Mais quand elle n’aime pas, alors ? «Je dois avouer, il m’est difficile de respecter le devoir de réserve. Si je connais bien le spectateur, je lui fais part en toute sincérité de mes réserves. Si je ne le connais pas, je m’en tiens à une description objective. La vérité aussi, c’est que je me sens solidaire des équipes. Au boulevard des Philosophes, depuis notre comptoir, on voyait arriver les artistes. Et ça ne manquait jamais : ils nous demandaient s’il y avait du monde.»

Aux Eaux-Vives, sa vie d’entremetteuse changera. La billetterie ne donne pas directement sur l’entrée, ce qui l’empêchera de happer le chaland. A moins qu’elle ne monte au front. Son grain de sel, on le  trouvera au coin librairie. En collaboration avec la dramaturge Arielle Meyer, elle choisira les livres selon les productions. «Comme je vois les répétitions, comme je discute aussi avec les metteurs en scène, j’ai une idée de ce qui les inspire. C’est forte de ces échanges que je constitue notre sélection.»

Martine Bornoz est du genre à bien recevoir, sans chichi, en discrète qui ne laisse rien au hasard. Le goût de la scène remonte chez elle à l’enfance. Avec ses parents, elle ne manquait pas un spectacle du Théâtre Kléber-Méleau, alors dirigé par son fondateur, Philippe Mentha. Le lever de rideau pourpre, le sortilège d’un décor, la gravité d’une voix, le panache d’un geste : l’enchantement opérait toujours.

Adolescente, elle jouissait d’être cigale au Festival d’Avignon. Elle y a vu la légendaire Classe morte de Tadeusz Kantor. Elle ne l’oubliera jamais. De même qu’elle a toujours en tête les harangues sauvages de Bartabas, à l’époque où le Théâtre équestre Zingaro n’était pas encore une institution. Plus tard, elle a emmené ses enfants au Théâtre Am Stram Gram à Genève.

Martine Bornoz prépare des plats légers à déguster entre deux répétitions. © Niels Ackermann / Lundi13

Ces souvenirs, elle les détricote à la bonne franquette. A la maison, raconte-t-elle, elle cuisine en écoutant du jazz sur France Musique. Pendant le premier confinement, elle a fabriqué des masques avec les sacs en tissu estampillés «Comédie». Sa table est fraternelle, à l’évidence. Avec ses amis, elle parle de tout ce qui la porte, des livres en particulier. L’autre jour, elle ne jurait que par Cette chose étrange en moi, de l’auteur turc, Prix Nobel de littérature, Orhan Pamuk. «Je peux tout lire, mais il faut que ça soit bien écrit.»
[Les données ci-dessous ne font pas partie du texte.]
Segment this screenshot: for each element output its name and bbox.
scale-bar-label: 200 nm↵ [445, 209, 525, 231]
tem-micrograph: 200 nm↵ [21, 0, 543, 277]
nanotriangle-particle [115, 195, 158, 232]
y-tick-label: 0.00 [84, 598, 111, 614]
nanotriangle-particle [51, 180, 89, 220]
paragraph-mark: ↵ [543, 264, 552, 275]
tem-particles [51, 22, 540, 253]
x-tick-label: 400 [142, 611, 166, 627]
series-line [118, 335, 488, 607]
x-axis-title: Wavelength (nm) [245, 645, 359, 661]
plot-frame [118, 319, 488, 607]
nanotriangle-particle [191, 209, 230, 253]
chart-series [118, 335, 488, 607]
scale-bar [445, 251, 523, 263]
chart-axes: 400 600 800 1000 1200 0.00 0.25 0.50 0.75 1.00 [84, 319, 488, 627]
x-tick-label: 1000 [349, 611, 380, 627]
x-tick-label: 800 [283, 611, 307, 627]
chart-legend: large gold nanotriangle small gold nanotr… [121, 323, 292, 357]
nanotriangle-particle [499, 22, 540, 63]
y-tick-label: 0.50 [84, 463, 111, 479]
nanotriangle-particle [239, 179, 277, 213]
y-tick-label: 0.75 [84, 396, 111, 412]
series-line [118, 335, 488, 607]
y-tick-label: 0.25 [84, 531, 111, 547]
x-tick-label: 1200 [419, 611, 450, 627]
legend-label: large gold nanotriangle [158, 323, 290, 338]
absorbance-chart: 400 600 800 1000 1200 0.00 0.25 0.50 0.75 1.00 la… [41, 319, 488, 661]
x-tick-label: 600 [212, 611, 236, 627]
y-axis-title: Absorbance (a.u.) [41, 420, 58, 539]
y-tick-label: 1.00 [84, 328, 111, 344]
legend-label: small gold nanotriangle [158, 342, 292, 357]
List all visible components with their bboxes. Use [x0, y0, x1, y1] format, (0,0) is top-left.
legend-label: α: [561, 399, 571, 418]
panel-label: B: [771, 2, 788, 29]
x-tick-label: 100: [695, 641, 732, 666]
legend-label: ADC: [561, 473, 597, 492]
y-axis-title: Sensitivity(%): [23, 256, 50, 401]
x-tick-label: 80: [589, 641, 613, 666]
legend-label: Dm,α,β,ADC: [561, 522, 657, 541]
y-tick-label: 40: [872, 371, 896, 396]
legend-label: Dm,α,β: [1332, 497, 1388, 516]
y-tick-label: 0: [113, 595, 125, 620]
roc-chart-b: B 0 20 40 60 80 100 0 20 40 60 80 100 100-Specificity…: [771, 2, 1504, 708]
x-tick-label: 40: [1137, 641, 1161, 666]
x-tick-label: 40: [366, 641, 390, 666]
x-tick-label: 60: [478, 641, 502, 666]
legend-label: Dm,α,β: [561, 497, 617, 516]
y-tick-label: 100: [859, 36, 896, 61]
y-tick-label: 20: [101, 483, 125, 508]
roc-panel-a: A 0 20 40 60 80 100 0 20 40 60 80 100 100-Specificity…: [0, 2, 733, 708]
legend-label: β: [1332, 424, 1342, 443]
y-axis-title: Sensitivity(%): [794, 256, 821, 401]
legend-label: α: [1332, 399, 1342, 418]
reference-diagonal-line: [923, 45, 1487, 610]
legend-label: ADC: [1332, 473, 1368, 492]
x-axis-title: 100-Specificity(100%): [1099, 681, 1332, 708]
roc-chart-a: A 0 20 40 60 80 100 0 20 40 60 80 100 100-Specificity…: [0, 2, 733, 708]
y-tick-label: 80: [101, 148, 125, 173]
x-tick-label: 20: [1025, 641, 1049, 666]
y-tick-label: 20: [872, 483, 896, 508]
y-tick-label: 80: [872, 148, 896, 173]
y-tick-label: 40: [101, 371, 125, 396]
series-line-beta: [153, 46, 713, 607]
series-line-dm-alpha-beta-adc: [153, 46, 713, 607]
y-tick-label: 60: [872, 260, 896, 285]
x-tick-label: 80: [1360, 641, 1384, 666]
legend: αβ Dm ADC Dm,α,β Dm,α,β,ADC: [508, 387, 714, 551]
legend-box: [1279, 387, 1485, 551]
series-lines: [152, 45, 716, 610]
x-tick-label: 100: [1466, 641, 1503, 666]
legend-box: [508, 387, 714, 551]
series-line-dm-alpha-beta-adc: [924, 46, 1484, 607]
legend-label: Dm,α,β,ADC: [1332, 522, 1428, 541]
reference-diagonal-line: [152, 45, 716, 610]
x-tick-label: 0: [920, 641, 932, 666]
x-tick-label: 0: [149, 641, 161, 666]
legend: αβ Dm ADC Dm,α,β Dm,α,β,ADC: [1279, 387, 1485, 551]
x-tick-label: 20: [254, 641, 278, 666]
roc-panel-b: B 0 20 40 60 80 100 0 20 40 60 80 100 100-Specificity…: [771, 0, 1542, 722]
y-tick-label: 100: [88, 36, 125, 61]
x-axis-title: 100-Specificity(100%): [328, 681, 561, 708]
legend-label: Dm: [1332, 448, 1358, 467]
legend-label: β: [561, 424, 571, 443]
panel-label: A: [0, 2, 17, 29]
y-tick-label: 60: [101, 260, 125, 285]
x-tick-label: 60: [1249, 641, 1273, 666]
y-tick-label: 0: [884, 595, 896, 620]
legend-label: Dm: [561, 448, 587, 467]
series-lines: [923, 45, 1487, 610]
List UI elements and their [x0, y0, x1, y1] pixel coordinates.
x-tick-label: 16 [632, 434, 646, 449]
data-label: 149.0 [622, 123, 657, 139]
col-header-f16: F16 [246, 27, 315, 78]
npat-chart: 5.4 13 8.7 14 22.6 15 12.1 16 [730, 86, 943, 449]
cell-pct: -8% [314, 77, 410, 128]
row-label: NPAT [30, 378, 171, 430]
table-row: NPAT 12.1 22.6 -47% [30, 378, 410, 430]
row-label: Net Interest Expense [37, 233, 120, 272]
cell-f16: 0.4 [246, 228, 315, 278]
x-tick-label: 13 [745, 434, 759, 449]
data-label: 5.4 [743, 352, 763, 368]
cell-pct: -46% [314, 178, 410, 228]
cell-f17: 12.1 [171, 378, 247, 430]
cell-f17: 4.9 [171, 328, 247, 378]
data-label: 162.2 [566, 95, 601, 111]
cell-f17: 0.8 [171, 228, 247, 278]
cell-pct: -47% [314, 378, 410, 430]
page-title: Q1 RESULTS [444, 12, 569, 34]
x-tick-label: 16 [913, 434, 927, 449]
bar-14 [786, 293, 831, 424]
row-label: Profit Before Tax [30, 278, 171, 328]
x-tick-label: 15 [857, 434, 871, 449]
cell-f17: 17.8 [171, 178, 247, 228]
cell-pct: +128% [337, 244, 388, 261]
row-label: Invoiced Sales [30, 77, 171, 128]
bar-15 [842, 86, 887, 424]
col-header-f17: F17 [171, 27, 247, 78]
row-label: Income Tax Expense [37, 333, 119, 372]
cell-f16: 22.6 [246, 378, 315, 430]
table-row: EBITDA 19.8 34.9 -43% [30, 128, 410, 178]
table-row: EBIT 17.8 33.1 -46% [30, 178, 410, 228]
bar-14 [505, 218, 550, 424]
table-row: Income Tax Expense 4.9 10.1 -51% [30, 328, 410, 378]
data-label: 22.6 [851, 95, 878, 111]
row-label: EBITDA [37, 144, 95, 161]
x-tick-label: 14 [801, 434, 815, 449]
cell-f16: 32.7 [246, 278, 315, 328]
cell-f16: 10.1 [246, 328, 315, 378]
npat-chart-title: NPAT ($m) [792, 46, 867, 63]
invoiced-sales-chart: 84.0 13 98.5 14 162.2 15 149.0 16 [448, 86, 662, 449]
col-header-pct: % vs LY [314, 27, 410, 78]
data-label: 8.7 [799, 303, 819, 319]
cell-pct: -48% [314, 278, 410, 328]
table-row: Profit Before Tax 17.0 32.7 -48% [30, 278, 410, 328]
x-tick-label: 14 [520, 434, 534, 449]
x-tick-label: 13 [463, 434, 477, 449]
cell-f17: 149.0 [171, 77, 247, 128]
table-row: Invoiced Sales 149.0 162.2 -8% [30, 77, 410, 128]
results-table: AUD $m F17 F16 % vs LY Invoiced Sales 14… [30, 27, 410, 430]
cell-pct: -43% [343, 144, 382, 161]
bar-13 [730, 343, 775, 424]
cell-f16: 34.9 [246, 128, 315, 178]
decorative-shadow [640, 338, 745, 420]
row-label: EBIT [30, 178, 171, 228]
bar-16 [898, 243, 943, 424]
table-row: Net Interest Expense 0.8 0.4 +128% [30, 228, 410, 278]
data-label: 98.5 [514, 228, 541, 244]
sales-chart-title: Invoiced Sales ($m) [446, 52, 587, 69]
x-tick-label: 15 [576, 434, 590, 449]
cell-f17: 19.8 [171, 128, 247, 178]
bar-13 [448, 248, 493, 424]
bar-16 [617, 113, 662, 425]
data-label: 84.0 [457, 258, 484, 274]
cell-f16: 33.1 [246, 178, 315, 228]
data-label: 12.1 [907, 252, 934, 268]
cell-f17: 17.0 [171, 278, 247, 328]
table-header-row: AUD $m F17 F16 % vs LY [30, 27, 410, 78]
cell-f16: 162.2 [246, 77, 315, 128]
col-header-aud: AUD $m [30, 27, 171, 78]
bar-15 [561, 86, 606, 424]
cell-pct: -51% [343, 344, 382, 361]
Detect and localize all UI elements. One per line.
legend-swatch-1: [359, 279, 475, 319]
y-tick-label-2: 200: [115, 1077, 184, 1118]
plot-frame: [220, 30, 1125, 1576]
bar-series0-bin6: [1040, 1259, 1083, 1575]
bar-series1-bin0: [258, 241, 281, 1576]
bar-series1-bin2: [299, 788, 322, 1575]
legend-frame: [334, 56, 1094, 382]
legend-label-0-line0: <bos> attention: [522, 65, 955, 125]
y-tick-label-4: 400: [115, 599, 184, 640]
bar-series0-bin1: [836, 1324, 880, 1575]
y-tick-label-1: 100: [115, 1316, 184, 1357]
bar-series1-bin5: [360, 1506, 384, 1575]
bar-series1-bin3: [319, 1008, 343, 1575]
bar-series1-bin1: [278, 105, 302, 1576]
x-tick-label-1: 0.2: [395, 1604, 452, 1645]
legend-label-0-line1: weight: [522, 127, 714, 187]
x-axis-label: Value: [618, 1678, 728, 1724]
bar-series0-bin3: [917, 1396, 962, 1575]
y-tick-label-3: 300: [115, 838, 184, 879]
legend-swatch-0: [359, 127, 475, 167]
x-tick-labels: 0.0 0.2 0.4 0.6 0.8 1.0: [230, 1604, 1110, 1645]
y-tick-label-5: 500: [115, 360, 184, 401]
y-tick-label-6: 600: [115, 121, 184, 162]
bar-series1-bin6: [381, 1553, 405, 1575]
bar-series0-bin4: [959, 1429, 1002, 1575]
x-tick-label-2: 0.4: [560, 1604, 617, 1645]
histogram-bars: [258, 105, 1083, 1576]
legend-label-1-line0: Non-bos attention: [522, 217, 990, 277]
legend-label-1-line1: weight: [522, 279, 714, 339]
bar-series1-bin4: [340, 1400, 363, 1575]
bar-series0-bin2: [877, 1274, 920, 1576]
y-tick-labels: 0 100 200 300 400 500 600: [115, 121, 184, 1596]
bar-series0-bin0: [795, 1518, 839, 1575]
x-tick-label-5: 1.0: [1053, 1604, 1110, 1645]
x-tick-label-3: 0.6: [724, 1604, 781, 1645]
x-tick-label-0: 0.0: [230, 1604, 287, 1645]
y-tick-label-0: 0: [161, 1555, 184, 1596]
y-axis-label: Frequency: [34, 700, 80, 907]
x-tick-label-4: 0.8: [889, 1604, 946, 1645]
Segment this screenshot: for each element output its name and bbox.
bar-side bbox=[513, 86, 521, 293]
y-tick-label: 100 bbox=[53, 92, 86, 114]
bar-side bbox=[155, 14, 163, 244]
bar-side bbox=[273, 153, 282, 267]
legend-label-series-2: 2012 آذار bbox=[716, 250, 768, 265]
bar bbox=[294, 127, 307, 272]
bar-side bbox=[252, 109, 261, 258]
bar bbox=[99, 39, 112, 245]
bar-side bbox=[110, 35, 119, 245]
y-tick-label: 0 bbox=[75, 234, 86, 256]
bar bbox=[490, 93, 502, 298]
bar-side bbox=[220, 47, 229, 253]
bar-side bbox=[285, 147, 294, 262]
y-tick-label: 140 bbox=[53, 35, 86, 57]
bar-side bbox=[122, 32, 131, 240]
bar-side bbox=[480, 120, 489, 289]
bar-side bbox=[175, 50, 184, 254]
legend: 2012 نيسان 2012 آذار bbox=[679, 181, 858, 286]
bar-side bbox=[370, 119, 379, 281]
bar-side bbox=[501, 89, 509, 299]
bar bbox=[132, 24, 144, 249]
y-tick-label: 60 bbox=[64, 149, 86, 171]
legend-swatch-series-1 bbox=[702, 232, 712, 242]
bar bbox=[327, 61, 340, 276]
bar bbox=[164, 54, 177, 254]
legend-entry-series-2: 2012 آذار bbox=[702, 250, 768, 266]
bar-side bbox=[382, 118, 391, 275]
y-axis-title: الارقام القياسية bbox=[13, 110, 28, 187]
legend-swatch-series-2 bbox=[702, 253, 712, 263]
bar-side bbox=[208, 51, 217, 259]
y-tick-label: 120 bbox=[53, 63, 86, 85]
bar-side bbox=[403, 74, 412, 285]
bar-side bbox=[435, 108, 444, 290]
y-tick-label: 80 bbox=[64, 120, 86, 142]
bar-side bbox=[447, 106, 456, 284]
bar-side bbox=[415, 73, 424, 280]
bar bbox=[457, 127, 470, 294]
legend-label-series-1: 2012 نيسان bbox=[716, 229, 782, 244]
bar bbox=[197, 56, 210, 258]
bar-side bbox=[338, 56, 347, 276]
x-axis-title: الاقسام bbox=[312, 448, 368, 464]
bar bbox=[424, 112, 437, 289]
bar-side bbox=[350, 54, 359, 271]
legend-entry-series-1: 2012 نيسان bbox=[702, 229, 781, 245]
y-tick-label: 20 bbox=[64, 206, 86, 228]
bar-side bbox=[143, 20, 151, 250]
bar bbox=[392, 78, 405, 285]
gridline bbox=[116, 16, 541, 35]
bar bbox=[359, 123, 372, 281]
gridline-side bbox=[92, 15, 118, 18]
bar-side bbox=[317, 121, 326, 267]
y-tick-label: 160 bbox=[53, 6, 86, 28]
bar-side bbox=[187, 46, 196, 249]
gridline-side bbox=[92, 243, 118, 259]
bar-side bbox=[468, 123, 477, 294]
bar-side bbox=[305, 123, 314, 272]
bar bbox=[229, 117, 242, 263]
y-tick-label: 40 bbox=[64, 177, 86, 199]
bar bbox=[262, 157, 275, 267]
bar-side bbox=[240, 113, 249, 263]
A cet instant, dans la caf déserte, Martine Bornoz chasse du regard un nuage. Elle est de la tribu des cantinières providentielles, cousine de celle qui secourt Fabrice del Dongo sur le champ de bataille de Waterloo, dans La Chartreuse de Parme de Stendhal. Son talent? Elle partage le nectar de ses vies intérieures.